Hey, anybody but the PIAPS!

if you’re MAD
punish your country
VOTE for Hillary

http://haltterrorism.com/

http://absurdthoughtsaboutgod.blogspot.com/
.

Emily K

January 17th, 2008

tee hee! Closet-case Muslim on our hands… :-D

Patrick

January 20th, 2008

First, let me share the facts:

**Democrat CFR member Candidates:**
Barack Obama: Also, his wife Michelle Obama is on the Board of Directors in the Chicago branch of the CFR.
Hillary Clinton
John Edwards
Chris Dodd
Bill Richardson

**Republican CFR member Candidates:**
Mitt Romney
Rudy Giuliani
John McCain
Fred Thompson
Newt Gingrich
Mike Huckabee: Huckabee is not a CFR member, though he named Richard Haas, president of the CFR, as his adviser on foreign policy. On Feb. 21, 2006, Hass wrote a column for the Taipei (China) Times titled, “State Sovereignty Must Be Altered in Globalized Era.” This is an explicit solicitation for global government. Here is the article –http://www.taipeitimes.com/News/editorials/archives/2006/02/21/2003294021

So what is the “CFR” anyway?

The Council on Foreign Relations (CFR) is David Rockefeller’s private thinktank. This group has nothing to do with our government since it is entirely private. This group is pro-war and pro-North American Union (loss of American sovereignty and loss of Constitutional protections). You can read more about this group at —
http://www.infowars.com/articles/nwo/cfr_stacks_deck_with_dem_gop_presidential_candidates.htm

Here’s a short video of a discussion between Dick Cheney (ex-director of CFR) and David Rockefeller, which reveals their close-knit ties —
http://www.youtube.com/watch?v=BbnpN07J_zg

b

January 20th, 2008

Jason D,

I think you maybe meant Anita Bryant, not Anita Baker. :)

Kerrye R.

June 1st, 2012

I can’t beleive the commandment “Thou shall not kill” is so over turned twards hate.

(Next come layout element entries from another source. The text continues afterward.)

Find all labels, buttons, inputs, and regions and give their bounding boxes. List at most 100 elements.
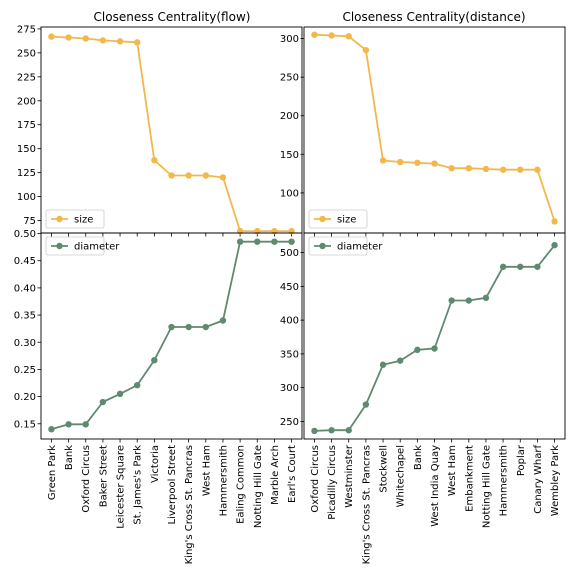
- data-point: [414, 346, 421, 354]
- data-point: [362, 401, 370, 408]
- data-point: [328, 427, 335, 434]
- x-tick-label: Earl's Court: [287, 445, 298, 503]
- legend-marker: [319, 215, 326, 223]
- x-tick-label: Leicester Square: [116, 445, 127, 529]
- data-point: [465, 297, 473, 304]
- legend-label: size: [74, 215, 93, 226]
- data-point: [168, 323, 175, 331]
- panel-flow-diameter: 0.15 0.20 0.25 0.30 0.35 0.40 0.45 0.50 Green Pa…: [14, 229, 303, 564]
- y-tick-label: 75: [23, 216, 36, 227]
- data-point: [168, 172, 175, 179]
- x-tick-label: Hammersmith: [218, 445, 229, 516]
- y-tick-label: 0.25: [14, 365, 36, 376]
- legend: diameter: [45, 236, 120, 256]
- x-tick-label: Embankment: [464, 445, 475, 512]
- legend-box: [308, 209, 368, 229]
- data-point: [202, 323, 210, 331]
- x-tick-label: Poplar: [516, 444, 527, 476]
- data-point: [379, 157, 387, 164]
- x-tick-label: Oxford Circus: [81, 445, 92, 513]
- y-tick-label: 0.35: [14, 311, 36, 322]
- data-point: [431, 345, 438, 352]
- y-tick-label: 125: [17, 168, 36, 179]
- data-point: [151, 156, 158, 164]
- legend-box: [308, 236, 368, 256]
- y-tick-label: 400: [280, 316, 299, 327]
- y-tick-label: 450: [280, 282, 299, 293]
- y-tick-label: 0.30: [14, 338, 36, 349]
- legend: diameter: [308, 236, 383, 256]
- data-point: [311, 427, 318, 435]
- y-tick-label: 275: [17, 24, 36, 35]
- x-tick-label: West Ham: [447, 445, 458, 496]
- y-tick-label: 0.50: [14, 229, 36, 240]
- data-point: [116, 390, 124, 398]
- data-point: [482, 165, 490, 173]
- y-tick-label: 200: [17, 96, 36, 107]
- data-point: [271, 238, 278, 245]
- chart-title: Closeness Centrality(distance): [342, 10, 525, 24]
- data-point: [414, 159, 421, 166]
- data-point: [48, 33, 55, 40]
- y-tick-label: 0.20: [14, 392, 36, 403]
- axes-frame: [40, 232, 303, 440]
- x-tick-label: Stockwell: [379, 445, 390, 493]
- x-tick-label: Canary Wharf: [533, 445, 544, 514]
- x-tick-label: King's Cross St. Pancras: [361, 445, 372, 564]
- legend: size: [308, 209, 368, 229]
- y-tick-label: 100: [17, 192, 36, 203]
- data-point: [534, 166, 541, 173]
- data-point: [448, 164, 455, 172]
- x-tick-label: Bank: [413, 445, 424, 470]
- data-point: [288, 238, 295, 245]
- x-tick-label: Westminster: [344, 444, 355, 508]
- data-point: [517, 263, 524, 270]
- legend-box: [45, 236, 105, 256]
- y-tick-label: 0.15: [14, 419, 36, 430]
- legend: size: [45, 209, 105, 229]
- panel-distance-size: Closeness Centrality(distance) 100 150 200…: [280, 10, 566, 237]
- data-point: [345, 33, 352, 40]
- x-tick-label: Oxford Circus: [310, 445, 321, 513]
- x-tick-label: King's Cross St. Pancras: [184, 445, 195, 564]
- y-tick-label: 0.40: [14, 283, 36, 294]
- x-tick-label: Whitechapel: [396, 445, 407, 507]
- x-tick-label: Marble Arch: [270, 445, 281, 505]
- data-point: [551, 218, 558, 225]
- data-point: [482, 294, 490, 302]
- data-point: [551, 241, 558, 249]
- data-point: [431, 160, 438, 167]
- x-tick-label: Green Park: [47, 445, 58, 500]
- data-point: [48, 426, 55, 433]
- data-point: [448, 297, 455, 304]
- y-tick-label: 500: [280, 248, 299, 259]
- data-point: [151, 356, 158, 364]
- data-point: [185, 323, 192, 331]
- data-point: [328, 32, 335, 39]
- y-tick-label: 150: [17, 144, 36, 155]
- data-point: [396, 158, 404, 166]
- data-point: [254, 238, 261, 245]
- y-tick-label: 250: [280, 73, 299, 84]
- x-tick-label: Hammersmith: [499, 445, 510, 516]
- y-tick-label: 250: [17, 48, 36, 59]
- data-point: [379, 361, 387, 368]
- x-tick-label: Notting Hill Gate: [481, 445, 492, 528]
- chart-title: Closeness Centrality(flow): [94, 10, 251, 24]
- x-tick-label: Victoria: [150, 445, 161, 483]
- y-tick-label: 200: [280, 111, 299, 122]
- data-point: [499, 166, 507, 173]
- x-tick-label: Baker Street: [98, 445, 109, 507]
- x-tick-label: West India Quay: [430, 445, 441, 527]
- x-tick-label: Bank: [64, 445, 75, 470]
- data-point: [311, 31, 318, 38]
- legend-marker: [56, 215, 63, 223]
- x-tick-label: Wembley Park: [550, 445, 561, 516]
- legend-label: size: [337, 215, 356, 226]
- y-tick-label: 250: [280, 417, 299, 428]
- y-tick-label: 0.45: [14, 256, 36, 267]
- y-tick-label: 225: [17, 72, 36, 83]
- y-tick-label: 300: [280, 34, 299, 45]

What about people who are born intersexed like me??
Do you think I should be punished and put to death because I was born this way??
You realize we live in a black & white society where there are no bathrooms for those that are intersexed, and if this is wrong, then why would god create GLBT people to begin with, because I can damn well garantee none of us asked to be this way, yet the birth defect I have is becomming more and more common.
When I was born, it was 1 in every 30k people.
Now it’s down to 1 in every 7,000 people.

So, if you want to put anyone to death for being GLBT, maybe you should think about killing god, because HE created us to begin with, and if you dont like it, maybe you should kill yourself and rid the world of another person who spreads discrimination, sexism and hate.